Catheter Modelling and Force Estimation in Endovascular Applications

Cardiovascular disease (CVD) is the leading cause of death worldwide. As a minimally invasive treatment, vascular interventional therapy has been widely used in different disciplines such as vascular surgery, cardiovascular surgery, and neurosurgery. Robotic platforms have been designed to assist surgeons, in order to increase accuracy, repeatability, comfort, and post-operatory recovery times. The biggest difference between the surgical robot system and traditional surgery is the lack of direct contact with the fingers. The loss of tactile sense will make the operator's hand-eye coordination difficult. Especially in the process of vascular intervention, it is difficult for doctors to estimate the operation force only by imaging, which may easily cause blood vessel rupture.

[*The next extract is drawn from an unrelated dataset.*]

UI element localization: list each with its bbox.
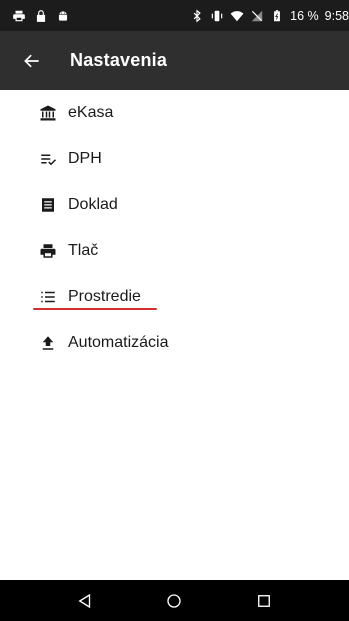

In this thesis, based on robotic platform for endovascular interventions – CathBot (developed at the Imperial College London), a physical model-based method is proposed to estimate the feedback force of the catheter. A catheter model is established based on beam theory, and the phantom 3D model is reconstructed from the results of MRI and CT scans, and the contact between the catheter and the phantom model is detected and friction is considered for the simulation of the catheterization process using in SOFA-framework. The proposed method accurately estimates the movement of the catheter and the force on the catheter during the insertion process.